Outrage : Comment panser ses plaies

Incroyable carrière que celle menée par Ida Lupino. Actrice dont on se souvient pour ses superbes yeux et son phrasé reconnaissable entre tous (chez Raoul Walsh, Nicholas Ray ou encore Fritz Lang), elle fut aussi une réalisatrice accomplie (l’une des seules au sein du Hollywood des années 50) dont le travail est aujourd’hui unanimement salué et reconnu. De quoi alimenter à son égard un mois de septembre placé sous son signe avec dès le 9 septembre la ressortie en version restaurée de Outrage chez Théâtre du Temple Distribution alors que Les Films du Camélia ressortiront quatre autre de ses films le 30 septembre (mais nous y reviendrons).

Pour l’instant penchons-nous donc sur Outrage, considéré par Lupino elle-même comme sa plus belle réussite. Il s’agit de sa troisième réalisation, initiée à travers la boîte de production qu’elle avait fondée avec son deuxième mari. Et de fait, il s’agit de son film le plus audacieux, s’attaquant à un sujet délicat et ce d’autant plus durant le règne du Code Hays à Hollywood : le viol. Bien que jamais explicitement montré et mentionné (la censure a veillé à ce que tous les vilains mots comme viol, violeur ou maniaque sexuel soient coupés du scénario), il s’agit du second film post-code à aborder le sujet après Johnny Belinda qui valut l’Oscar de la Meilleure Actrice à Jane Wyman en 1948.

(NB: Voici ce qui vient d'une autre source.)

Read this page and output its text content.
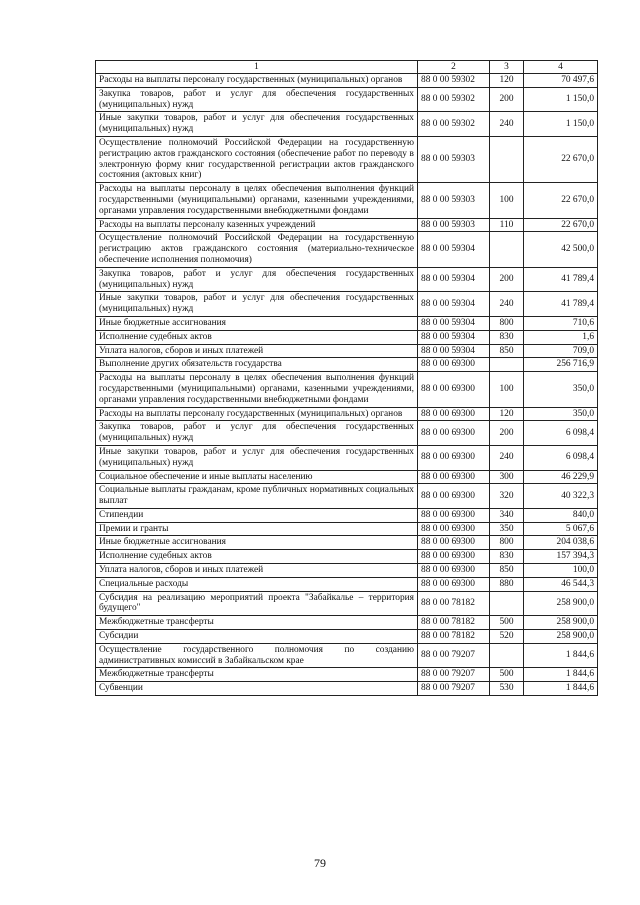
1	2	3	4
Расходы на выплаты персоналу государственных (муниципальных) органов	88 0 00 59302	120	70 497,6
Закупка товаров, работ и услуг для обеспечения государственных (муниципальных) нужд	88 0 00 59302	200	1 150,0
Иные закупки товаров, работ и услуг для обеспечения государственных (муниципальных) нужд	88 0 00 59302	240	1 150,0
Осуществление полномочий Российской Федерации на государственную регистрацию актов гражданского состояния (обеспечение работ по переводу в электронную форму книг государственной регистрации актов гражданского состояния (актовых книг)	88 0 00 59303		22 670,0
Расходы на выплаты персоналу в целях обеспечения выполнения функций государственными (муниципальными) органами, казенными учреждениями, органами управления государственными внебюджетными фондами	88 0 00 59303	100	22 670,0
Расходы на выплаты персоналу казенных учреждений	88 0 00 59303	110	22 670,0
Осуществление полномочий Российской Федерации на государственную регистрацию актов гражданского состояния (материально-техническое обеспечение исполнения полномочия)	88 0 00 59304		42 500,0
Закупка товаров, работ и услуг для обеспечения государственных (муниципальных) нужд	88 0 00 59304	200	41 789,4
Иные закупки товаров, работ и услуг для обеспечения государственных (муниципальных) нужд	88 0 00 59304	240	41 789,4
Иные бюджетные ассигнования	88 0 00 59304	800	710,6
Исполнение судебных актов	88 0 00 59304	830	1,6
Уплата налогов, сборов и иных платежей	88 0 00 59304	850	709,0
Выполнение других обязательств государства	88 0 00 69300		256 716,9
Расходы на выплаты персоналу в целях обеспечения выполнения функций государственными (муниципальными) органами, казенными учреждениями, органами управления государственными внебюджетными фондами	88 0 00 69300	100	350,0
Расходы на выплаты персоналу государственных (муниципальных) органов	88 0 00 69300	120	350,0
Закупка товаров, работ и услуг для обеспечения государственных (муниципальных) нужд	88 0 00 69300	200	6 098,4
Иные закупки товаров, работ и услуг для обеспечения государственных (муниципальных) нужд	88 0 00 69300	240	6 098,4
Социальное обеспечение и иные выплаты населению	88 0 00 69300	300	46 229,9
Социальные выплаты гражданам, кроме публичных нормативных социальных выплат	88 0 00 69300	320	40 322,3
Стипендии	88 0 00 69300	340	840,0
Премии и гранты	88 0 00 69300	350	5 067,6
Иные бюджетные ассигнования	88 0 00 69300	800	204 038,6
Исполнение судебных актов	88 0 00 69300	830	157 394,3
Уплата налогов, сборов и иных платежей	88 0 00 69300	850	100,0
Специальные расходы	88 0 00 69300	880	46 544,3
Субсидия на реализацию мероприятий проекта "Забайкалье – территория будущего"	88 0 00 78182		258 900,0
Межбюджетные трансферты	88 0 00 78182	500	258 900,0
Субсидии	88 0 00 78182	520	258 900,0
Осуществление государственного полномочия по созданию административных комиссий в Забайкальском крае	88 0 00 79207		1 844,6
Межбюджетные трансферты	88 0 00 79207	500	1 844,6
Субвенции	88 0 00 79207	530	1 844,6
79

En 1950, quand elle réalise le film Ida Lupino le fait avec les moyens du bord et Outrage, par son budget et sa courte durée est de fait tourné comme une série B dans le sens le plus noble du terme. Grâce à l’indépendance acquise à travers sa boîte de production, Lupino est libre de ses choix artistiques et n’a aucune peur de le montrer. Réalisatrice, productrice et co-scénariste du film, elle peut aussi imposer ses choix de casting et choisit la débutante Mala Powers pour tenir le rôle principal. La trame du récit est simple. Jeune fille sans histoires qui va bientôt se marier, Ann Walton se fait violer un soir. Traumatisée et incapable de supporter la pitié et la compassion dans le regard de ses proches, elle quitte la ville et part s’installer ailleurs, mais le traumatisme n’est pas seulement dans le regard des autres, il est profondément enfoui en elle…

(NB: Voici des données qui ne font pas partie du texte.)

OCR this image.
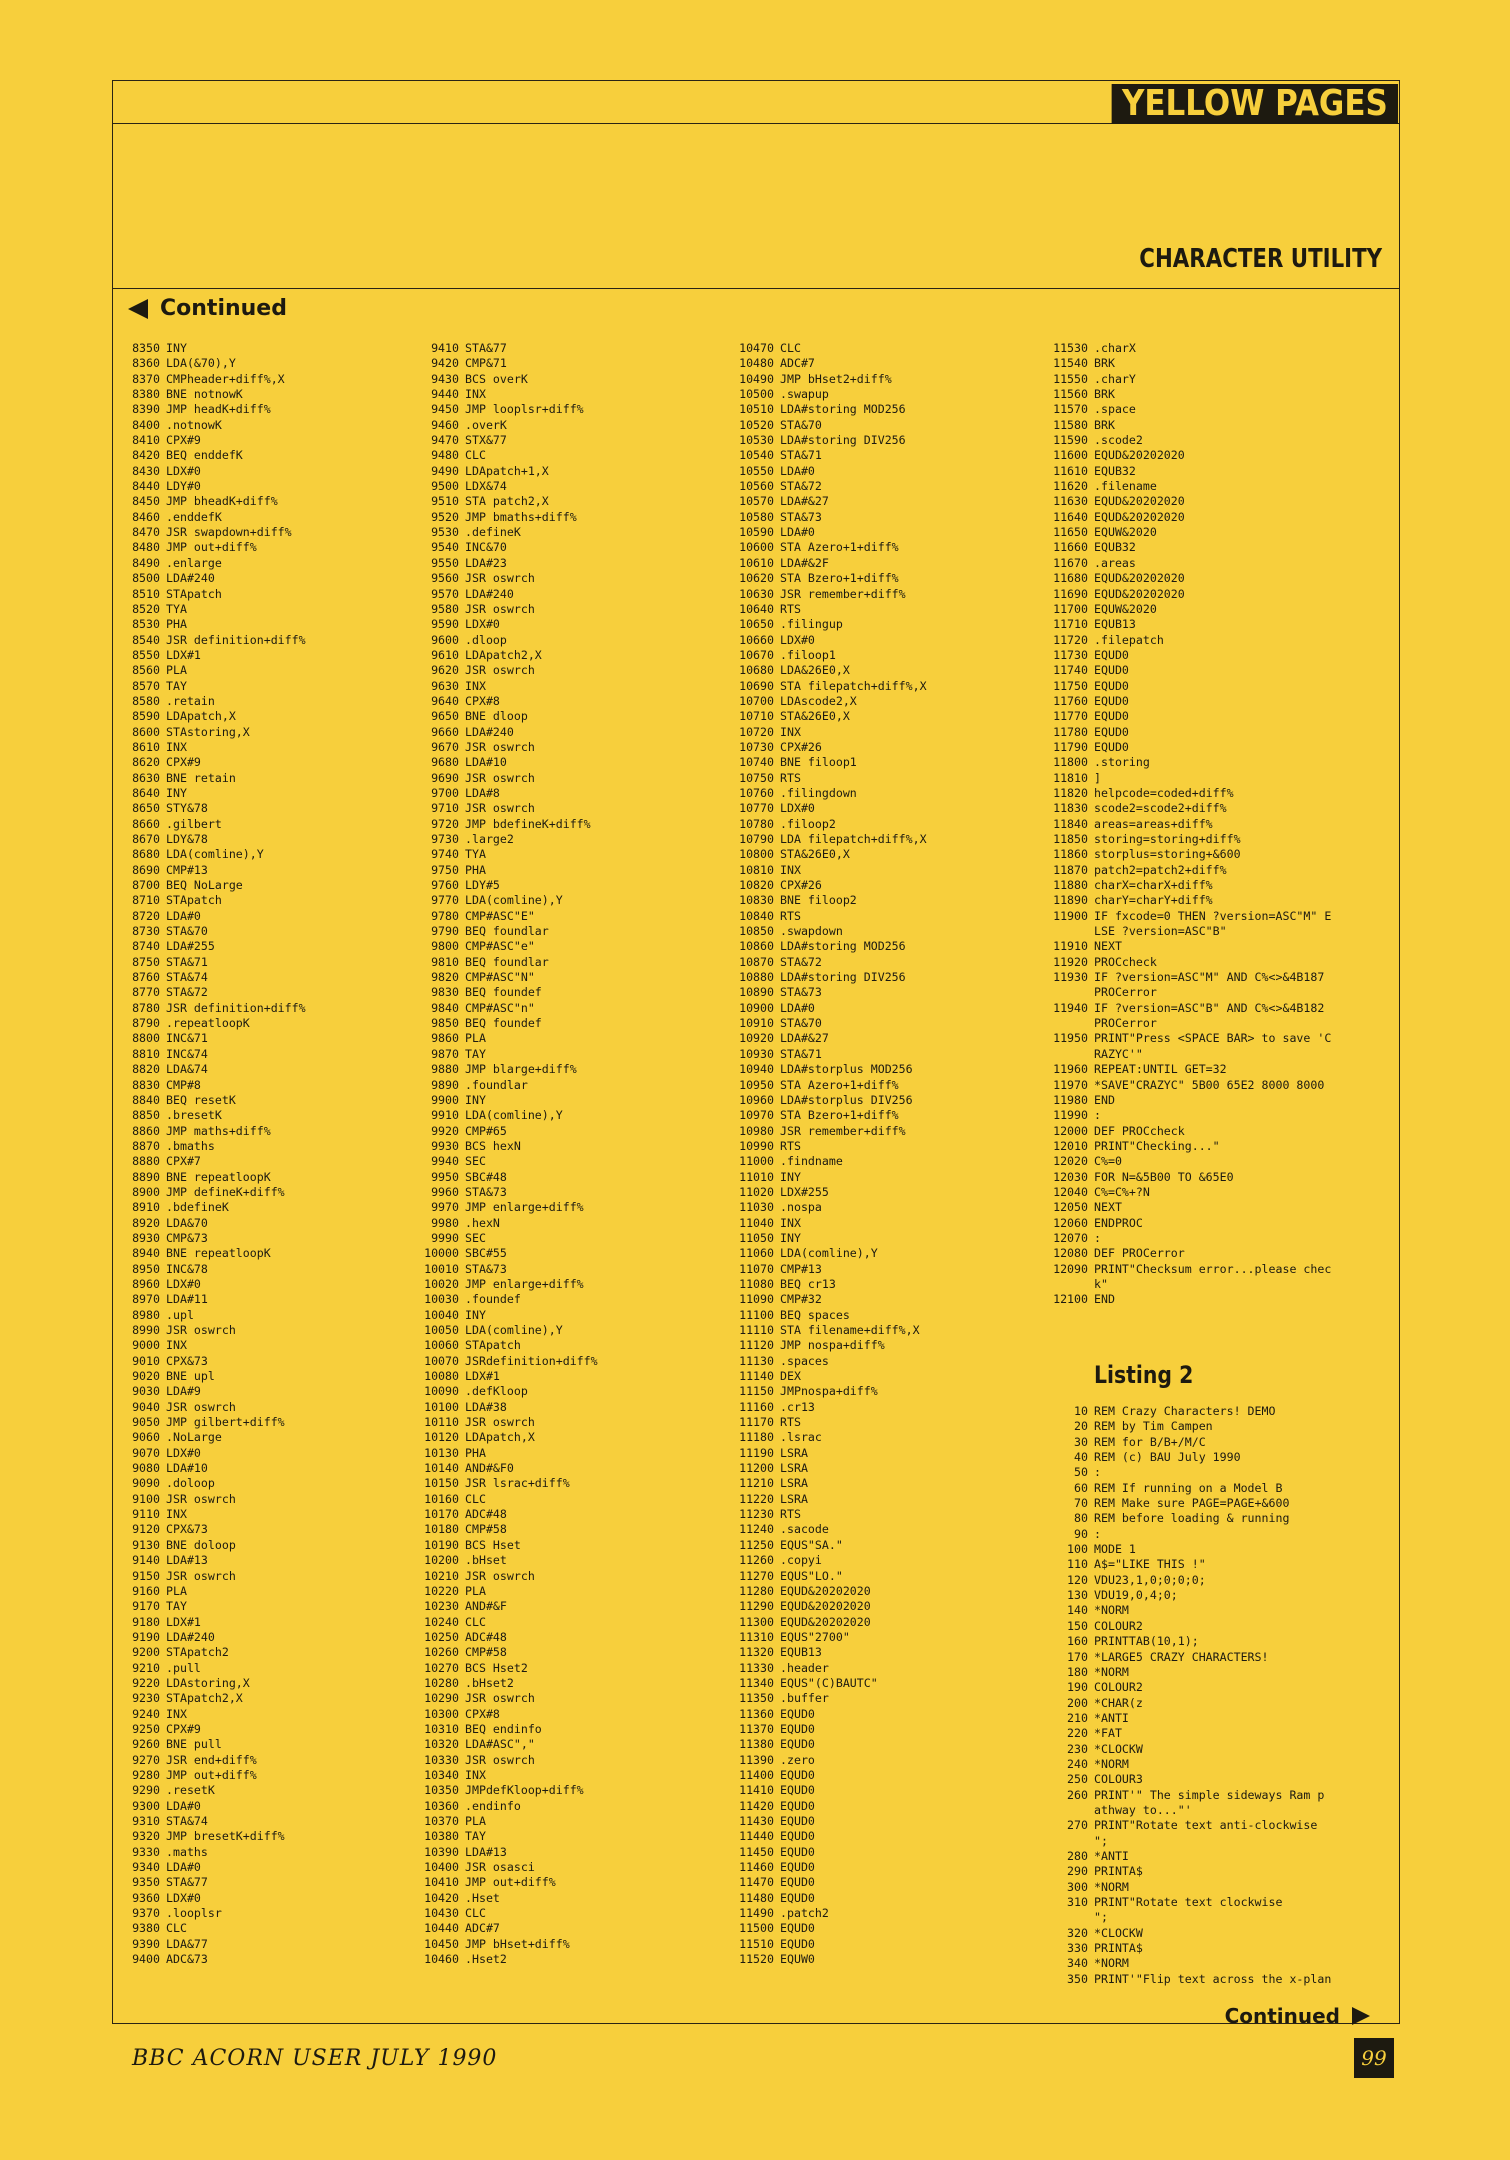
YELLOW PAGES
CHARACTER UTILITY
Continued
8350 INY
8360 LDA(&70),Y
8370 CMPheader+diff%,X
8380 BNE notnowK
8390 JMP headK+diff%
8400 .notnowK
8410 CPX#9
8420 BEQ enddefK
8430 LDX#0
8440 LDY#0
8450 JMP bheadK+diff%
8460 .enddefK
8470 JSR swapdown+diff%
8480 JMP out+diff%
8490 .enlarge
8500 LDA#240
8510 STApatch
8520 TYA
8530 PHA
8540 JSR definition+diff%
8550 LDX#1
8560 PLA
8570 TAY
8580 .retain
8590 LDApatch,X
8600 STAstoring,X
8610 INX
8620 CPX#9
8630 BNE retain
8640 INY
8650 STY&78
8660 .gilbert
8670 LDY&78
8680 LDA(comline),Y
8690 CMP#13
8700 BEQ NoLarge
8710 STApatch
8720 LDA#0
8730 STA&70
8740 LDA#255
8750 STA&71
8760 STA&74
8770 STA&72
8780 JSR definition+diff%
8790 .repeatloopK
8800 INC&71
8810 INC&74
8820 LDA&74
8830 CMP#8
8840 BEQ resetK
8850 .bresetK
8860 JMP maths+diff%
8870 .bmaths
8880 CPX#7
8890 BNE repeatloopK
8900 JMP defineK+diff%
8910 .bdefineK
8920 LDA&70
8930 CMP&73
8940 BNE repeatloopK
8950 INC&78
8960 LDX#0
8970 LDA#11
8980 .upl
8990 JSR oswrch
9000 INX
9010 CPX&73
9020 BNE upl
9030 LDA#9
9040 JSR oswrch
9050 JMP gilbert+diff%
9060 .NoLarge
9070 LDX#0
9080 LDA#10
9090 .doloop
9100 JSR oswrch
9110 INX
9120 CPX&73
9130 BNE doloop
9140 LDA#13
9150 JSR oswrch
9160 PLA
9170 TAY
9180 LDX#1
9190 LDA#240
9200 STApatch2
9210 .pull
9220 LDAstoring,X
9230 STApatch2,X
9240 INX
9250 CPX#9
9260 BNE pull
9270 JSR end+diff%
9280 JMP out+diff%
9290 .resetK
9300 LDA#0
9310 STA&74
9320 JMP bresetK+diff%
9330 .maths
9340 LDA#0
9350 STA&77
9360 LDX#0
9370 .looplsr
9380 CLC
9390 LDA&77
9400 ADC&73
9410 STA&77
9420 CMP&71
9430 BCS overK
9440 INX
9450 JMP looplsr+diff%
9460 .overK
9470 STX&77
9480 CLC
9490 LDApatch+1,X
9500 LDX&74
9510 STA patch2,X
9520 JMP bmaths+diff%
9530 .defineK
9540 INC&70
9550 LDA#23
9560 JSR oswrch
9570 LDA#240
9580 JSR oswrch
9590 LDX#0
9600 .dloop
9610 LDApatch2,X
9620 JSR oswrch
9630 INX
9640 CPX#8
9650 BNE dloop
9660 LDA#240
9670 JSR oswrch
9680 LDA#10
9690 JSR oswrch
9700 LDA#8
9710 JSR oswrch
9720 JMP bdefineK+diff%
9730 .large2
9740 TYA
9750 PHA
9760 LDY#5
9770 LDA(comline),Y
9780 CMP#ASC"E"
9790 BEQ foundlar
9800 CMP#ASC"e"
9810 BEQ foundlar
9820 CMP#ASC"N"
9830 BEQ foundef
9840 CMP#ASC"n"
9850 BEQ foundef
9860 PLA
9870 TAY
9880 JMP blarge+diff%
9890 .foundlar
9900 INY
9910 LDA(comline),Y
9920 CMP#65
9930 BCS hexN
9940 SEC
9950 SBC#48
9960 STA&73
9970 JMP enlarge+diff%
9980 .hexN
9990 SEC
10000 SBC#55
10010 STA&73
10020 JMP enlarge+diff%
10030 .foundef
10040 INY
10050 LDA(comline),Y
10060 STApatch
10070 JSRdefinition+diff%
10080 LDX#1
10090 .defKloop
10100 LDA#38
10110 JSR oswrch
10120 LDApatch,X
10130 PHA
10140 AND#&F0
10150 JSR lsrac+diff%
10160 CLC
10170 ADC#48
10180 CMP#58
10190 BCS Hset
10200 .bHset
10210 JSR oswrch
10220 PLA
10230 AND#&F
10240 CLC
10250 ADC#48
10260 CMP#58
10270 BCS Hset2
10280 .bHset2
10290 JSR oswrch
10300 CPX#8
10310 BEQ endinfo
10320 LDA#ASC","
10330 JSR oswrch
10340 INX
10350 JMPdefKloop+diff%
10360 .endinfo
10370 PLA
10380 TAY
10390 LDA#13
10400 JSR osasci
10410 JMP out+diff%
10420 .Hset
10430 CLC
10440 ADC#7
10450 JMP bHset+diff%
10460 .Hset2
10470 CLC
10480 ADC#7
10490 JMP bHset2+diff%
10500 .swapup
10510 LDA#storing MOD256
10520 STA&70
10530 LDA#storing DIV256
10540 STA&71
10550 LDA#0
10560 STA&72
10570 LDA#&27
10580 STA&73
10590 LDA#0
10600 STA Azero+1+diff%
10610 LDA#&2F
10620 STA Bzero+1+diff%
10630 JSR remember+diff%
10640 RTS
10650 .filingup
10660 LDX#0
10670 .filoop1
10680 LDA&26E0,X
10690 STA filepatch+diff%,X
10700 LDAscode2,X
10710 STA&26E0,X
10720 INX
10730 CPX#26
10740 BNE filoop1
10750 RTS
10760 .filingdown
10770 LDX#0
10780 .filoop2
10790 LDA filepatch+diff%,X
10800 STA&26E0,X
10810 INX
10820 CPX#26
10830 BNE filoop2
10840 RTS
10850 .swapdown
10860 LDA#storing MOD256
10870 STA&72
10880 LDA#storing DIV256
10890 STA&73
10900 LDA#0
10910 STA&70
10920 LDA#&27
10930 STA&71
10940 LDA#storplus MOD256
10950 STA Azero+1+diff%
10960 LDA#storplus DIV256
10970 STA Bzero+1+diff%
10980 JSR remember+diff%
10990 RTS
11000 .findname
11010 INY
11020 LDX#255
11030 .nospa
11040 INX
11050 INY
11060 LDA(comline),Y
11070 CMP#13
11080 BEQ cr13
11090 CMP#32
11100 BEQ spaces
11110 STA filename+diff%,X
11120 JMP nospa+diff%
11130 .spaces
11140 DEX
11150 JMPnospa+diff%
11160 .cr13
11170 RTS
11180 .lsrac
11190 LSRA
11200 LSRA
11210 LSRA
11220 LSRA
11230 RTS
11240 .sacode
11250 EQUS"SA."
11260 .copyi
11270 EQUS"LO."
11280 EQUD&20202020
11290 EQUD&20202020
11300 EQUD&20202020
11310 EQUS"2700"
11320 EQUB13
11330 .header
11340 EQUS"(C)BAUTC"
11350 .buffer
11360 EQUD0
11370 EQUD0
11380 EQUD0
11390 .zero
11400 EQUD0
11410 EQUD0
11420 EQUD0
11430 EQUD0
11440 EQUD0
11450 EQUD0
11460 EQUD0
11470 EQUD0
11480 EQUD0
11490 .patch2
11500 EQUD0
11510 EQUD0
11520 EQUW0
11530 .charX
11540 BRK
11550 .charY
11560 BRK
11570 .space
11580 BRK
11590 .scode2
11600 EQUD&20202020
11610 EQUB32
11620 .filename
11630 EQUD&20202020
11640 EQUD&20202020
11650 EQUW&2020
11660 EQUB32
11670 .areas
11680 EQUD&20202020
11690 EQUD&20202020
11700 EQUW&2020
11710 EQUB13
11720 .filepatch
11730 EQUD0
11740 EQUD0
11750 EQUD0
11760 EQUD0
11770 EQUD0
11780 EQUD0
11790 EQUD0
11800 .storing
11810 ]
11820 helpcode=coded+diff%
11830 scode2=scode2+diff%
11840 areas=areas+diff%
11850 storing=storing+diff%
11860 storplus=storing+&600
11870 patch2=patch2+diff%
11880 charX=charX+diff%
11890 charY=charY+diff%
11900 IF fxcode=0 THEN ?version=ASC"M" E
LSE ?version=ASC"B"
11910 NEXT
11920 PROCcheck
11930 IF ?version=ASC"M" AND C%<>&4B187
PROCerror
11940 IF ?version=ASC"B" AND C%<>&4B182
PROCerror
11950 PRINT"Press <SPACE BAR> to save 'C
RAZYC'"
11960 REPEAT:UNTIL GET=32
11970 *SAVE"CRAZYC" 5B00 65E2 8000 8000
11980 END
11990 :
12000 DEF PROCcheck
12010 PRINT"Checking..."
12020 C%=0
12030 FOR N=&5B00 TO &65E0
12040 C%=C%+?N
12050 NEXT
12060 ENDPROC
12070 :
12080 DEF PROCerror
12090 PRINT"Checksum error...please chec
k"
12100 END
Listing 2
10 REM Crazy Characters! DEMO
20 REM by Tim Campen
30 REM for B/B+/M/C
40 REM (c) BAU July 1990
50 :
60 REM If running on a Model B
70 REM Make sure PAGE=PAGE+&600
80 REM before loading & running
90 :
100 MODE 1
110 A$="LIKE THIS !"
120 VDU23,1,0;0;0;0;
130 VDU19,0,4;0;
140 *NORM
150 COLOUR2
160 PRINTTAB(10,1);
170 *LARGE5 CRAZY CHARACTERS!
180 *NORM
190 COLOUR2
200 *CHAR(z
210 *ANTI
220 *FAT
230 *CLOCKW
240 *NORM
250 COLOUR3
260 PRINT'" The simple sideways Ram p
athway to..."'
270 PRINT"Rotate text anti-clockwise
";
280 *ANTI
290 PRINTA$
300 *NORM
310 PRINT"Rotate text clockwise
";
320 *CLOCKW
330 PRINTA$
340 *NORM
350 PRINT'"Flip text across the x-plan
Continued
BBC ACORN USER JULY 1990	99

D’après les témoignages de plusieurs victimes de viol, Outrage fait partie encore aujourd’hui des meilleurs films à avoir abordé le sujet, réussissant à trouver la bonne distance pour en parler sans jamais s’éloigner de la véracité des sentiments de son personnage. De mémoire de cinéphile, il est vrai qu’on a rarement vu un portrait aussi juste, aussi empathique et aussi touchant qui soit réalisé sans pour autant verser dans le mélo purement américain. Bien aidé par une Mala Powers absolument bouleversante, Ida Lupino fait preuve d’un véritable talent de mise en scène. Son approche essentiellement réaliste n’hésitant pas à basculer lorsque la dramaturgie l’y autorise (la scène de l’agression tournée dans un décor de ville de nuit a de grosses allures expressionnistes), mais sans jamais se déroger à ce que vit l’héroïne. Fascinée par les personnages blessés, Lupino décortique les traumas d’Ann et s’intéresse également à sa reconstruction à travers la tendresse qu’éprouve pour elle un révérend. Outrage ne cède pas pour autant à la facilité : si la fin laisse entendre qu’Ann va aller mieux, elle n’en met pas de moins de côté la violence de ce qu’elle a subi, violence capable de ressurgir dès qu’un homme se rapproche trop d’elle.

Vibrant portrait de femme, réalisé sans craindre d’aborder en profondeur combien Ann est marquée par le drame, Outrage a effectivement de quoi rendre Lupino fière de son travail. Travail à découvrir d’urgence dans les salles dès le 9 septembre prochain donc, sous peine de passer à côté d’un grand film.